My single stem supports are about 48” inches tall with three circular sections that I thread the plant through for extra support. They are made of a green polyethylene-coated steel. Their coloration helps them to blend in to my garden, making them nearly invisible. I purchased my stem supports from Gardener’s Supply in 2012 and I am still using the original stakes.
These Gladiolus stakes have a little flexibility in them, so pushing them deep into the soil is a must. This gives them better stability. In a couple of cases, the flowers grew too tall for the supports, but most of the time, the 48″ height of the supports is adequate.
Store Bought Flower Stakes vs. Home-Made Flower Stakes
The benefit of these polyethylene-coated steel stakes versus homemade wooden or metal ones is that they are very thin, making pushing them into the soil very easy and giving me plenty of space to make sure I don’t strike the bulb or other adjacent plants.
My homemade stakes are usually made of rebar or scrap pieces of wood. These are always much thicker than the purchased stem supports and require careful placement and installation in my garden. They usually have to be pushed into the ground with a hammer as well.
Since my gladiola flowers aren’t planted near one another, I have to move each support from one plant that has completed blooming to the next one that is budding. Moving my steel flower supports is very simple as they are easy to pull up and then push back into the soil.
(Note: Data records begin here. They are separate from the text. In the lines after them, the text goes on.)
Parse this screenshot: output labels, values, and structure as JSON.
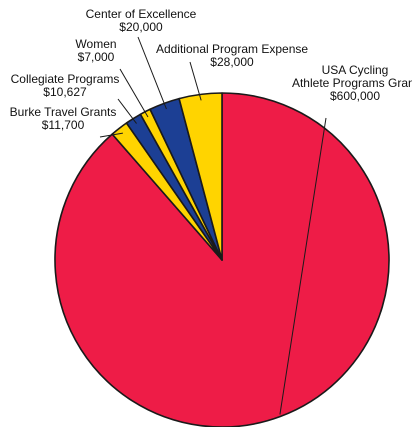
{
  "chart_data": {
    "type": "pie",
    "title": "",
    "slices": [
      {
        "label_lines": [
          "USA Cycling",
          "Athlete Programs Grant"
        ],
        "value_text": "$600,000",
        "value": 600000,
        "color": "#ee1c47"
      },
      {
        "label_lines": [
          "Burke Travel Grants"
        ],
        "value_text": "$11,700",
        "value": 11700,
        "color": "#ffd400"
      },
      {
        "label_lines": [
          "Collegiate Programs"
        ],
        "value_text": "$10,627",
        "value": 10627,
        "color": "#1c3f94"
      },
      {
        "label_lines": [
          "Women"
        ],
        "value_text": "$7,000",
        "value": 7000,
        "color": "#ffd400"
      },
      {
        "label_lines": [
          "Center of Excellence"
        ],
        "value_text": "$20,000",
        "value": 20000,
        "color": "#1c3f94"
      },
      {
        "label_lines": [
          "Additional Program Expense"
        ],
        "value_text": "$28,000",
        "value": 28000,
        "color": "#ffd400"
      }
    ]
  }
}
A thicker support made of rebar or wood would require a little more effort.
Another benefit of my stem supports from Gardener’s Supply is that I can take them out and store them for use the following year. Because they are coated in polyethylene, they last a long time and due to their size, they don’t take up a lot of storage space.
A little planning goes a long way with Gladiolus flowers
Don’t give up on planting and enjoying Gladiolus flowers just because they have a tendency to break or bend. Plan your garden so that you can stake the stems or group them all together for better support. You’ll be so glad you did when the blooming starts!